University of Minnesota researchers contributed to a new interactive map of the world showing the relationship between nature’s contributions to people and how people could be impacted by environmental change.
Researchers from the University of Minnesota contributed to a new interactive map of the world showing the relationship between nature’s contributions to people and how environmental change can impact them.
The map includes data for the present and projected risks for three main categories: water quality, coastal risks and crop pollination. Using this tool, policymakers can make more informed decisions about environmental legislation, researchers say.
“Decision-makers need to understand what the consequences of action (or inaction) on climate change, biodiversity loss, and ecosystem degradation are, and they need to know [them] at fine scales, for the whole world,” said Maike Hamann in an email to the Minnesota Daily, who became a part of this project when she began her postdoctorate at the University in 2017.
One of the reasons the study began was the need for better data on the importance of nature for policymakers, she said in the email.
Anyone who accesses the map can view nature’s contribution to people from almost anywhere in the world, Hamann said in the email.
This map is part of the Natural Capital Project, a 10-year collaborative partnership involving researchers from the University of Minnesota and Stanford University, as well as other organizations from around the world.
“At NatCap, we’re all about open data and the sharing of ideas and tools,” she said in the email. “That’s how science progresses, and it’s how the scientific community builds and maintains the public’s trust.”
According to Hamann, important findings in the project include the negative impacts of environmental destruction and how they are inequitably distributed across the world. Developing countries in Africa and South Asia were more disadvantaged by diminishing contributions from nature.
“This means that environmental protection is not just about ensuring our well-being and quality of life, it’s also a moral imperative and call for justice,” she said in the email.
Completing both the study and the interactive map took more than two years.
“The version [of the map] that’s up now is a very simplified and narrowed down version of a lot of different iterations,” said Charlotte Weil, a data scientist at Stanford for the project.
Researchers were on the frontlines to deliver to policymakers a map of this scale that had never been done before, she said.
“Where are the key areas and where are people most at risk in the future?” Weil said.

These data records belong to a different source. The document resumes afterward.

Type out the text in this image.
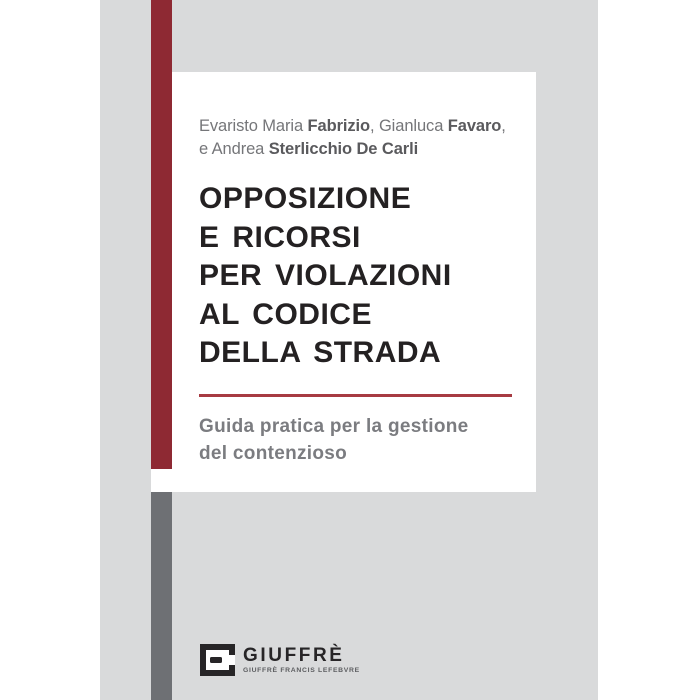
Evaristo Maria Fabrizio, Gianluca Favaro,
e Andrea Sterlicchio De Carli

OPPOSIZIONE
E RICORSI
PER VIOLAZIONI
AL CODICE
DELLA STRADA
Guida pratica per la gestione
del contenzioso
GIUFFRÈ
GIUFFRÈ FRANCIS LEFEBVRE
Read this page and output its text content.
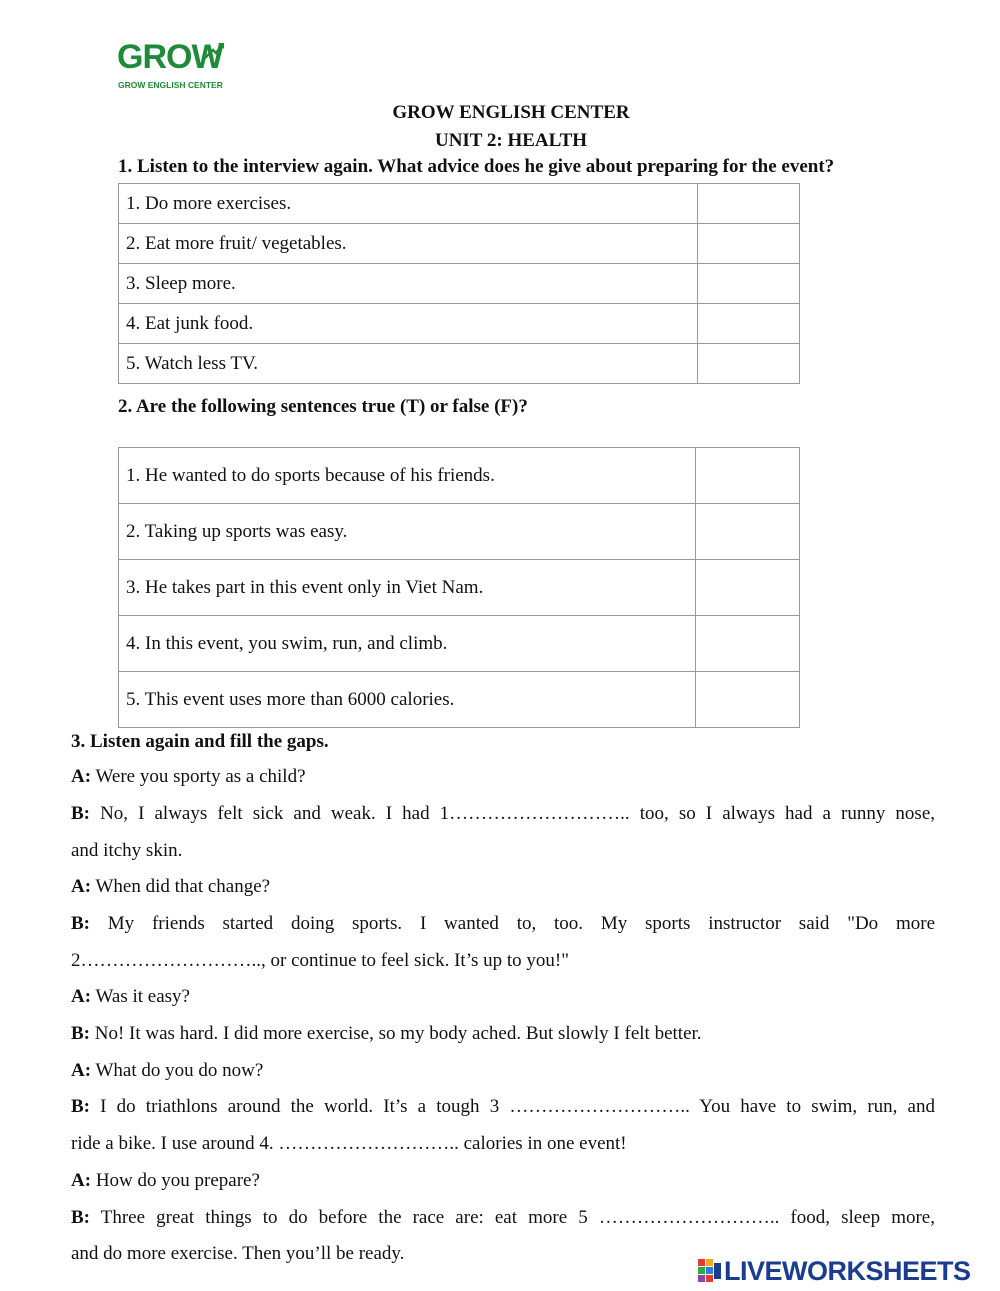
GROW
GROW ENGLISH CENTER
GROW ENGLISH CENTER
UNIT 2: HEALTH
1. Listen to the interview again. What advice does he give about preparing for the event?
1. Do more exercises.	
2. Eat more fruit/ vegetables.	
3. Sleep more.	
4. Eat junk food.	
5. Watch less TV.	
2. Are the following sentences true (T) or false (F)?
1. He wanted to do sports because of his friends.	
2. Taking up sports was easy.	
3. He takes part in this event only in Viet Nam.	
4. In this event, you swim, run, and climb.	
5. This event uses more than 6000 calories.	
3. Listen again and fill the gaps.
A: Were you sporty as a child?
B: No, I always felt sick and weak. I had 1……………………….. too, so I always had a runny nose,
and itchy skin.
A: When did that change?
B: My friends started doing sports. I wanted to, too. My sports instructor said "Do more
2……………………….., or continue to feel sick. It’s up to you!"
A: Was it easy?
B: No! It was hard. I did more exercise, so my body ached. But slowly I felt better.
A: What do you do now?
B: I do triathlons around the world. It’s a tough 3 ……………………….. You have to swim, run, and
ride a bike. I use around 4. ……………………….. calories in one event!
A: How do you prepare?
B: Three great things to do before the race are: eat more 5 ……………………….. food, sleep more,
and do more exercise. Then you’ll be ready.
LIVEWORKSHEETS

The novelty of the map, Weil said, is how local the data is and how that can inform policymakers in the future.
“I think it was academia at its most beautiful,” said Becky Chaplin-Kramer, lead author on the study and lead scientist for the Natural Capital Project at both the University of Minnesota and Stanford. “Imagine big rooms full of white boards and people arguing in scintillating ways.”
The project was a blank slate to show how meaningful this information can be to people and policymakers, and to articulate where the world’s concerns should be, she said.
“There’s a misconception that science is just about getting answers and it’s just about finding the truth,” Chaplin-Kramer said. “A lot of it is how do we interpret what the data is really telling us.”
Nobody has done a global assessment model specifically for ecosystems like this map, Chaplin-Kramer said.
The project, Intergovernmental Science-Policy Platform on Biodiversity and Ecosystem Services, was a part of what made them go global with this map, said Justin Johnson, a researcher and co-leader of the project at the University, in an email to the Minnesota Daily.
One of their colleagues at IPBES challenged them to create a global map, he said in the email.
“At first we thought this was not possible, but the idea stuck, and many thousands of person-hours later we succeeded,” Johnson said in the email.
Using this model now, they can make further progress in looking at nature’s contributions from different perspectives, and have advanced their research since its completion, Chaplin-Kramer said.
“The point is, data isn’t going to be a barrier anymore,” she said. “It’s up to us to make sense of it.”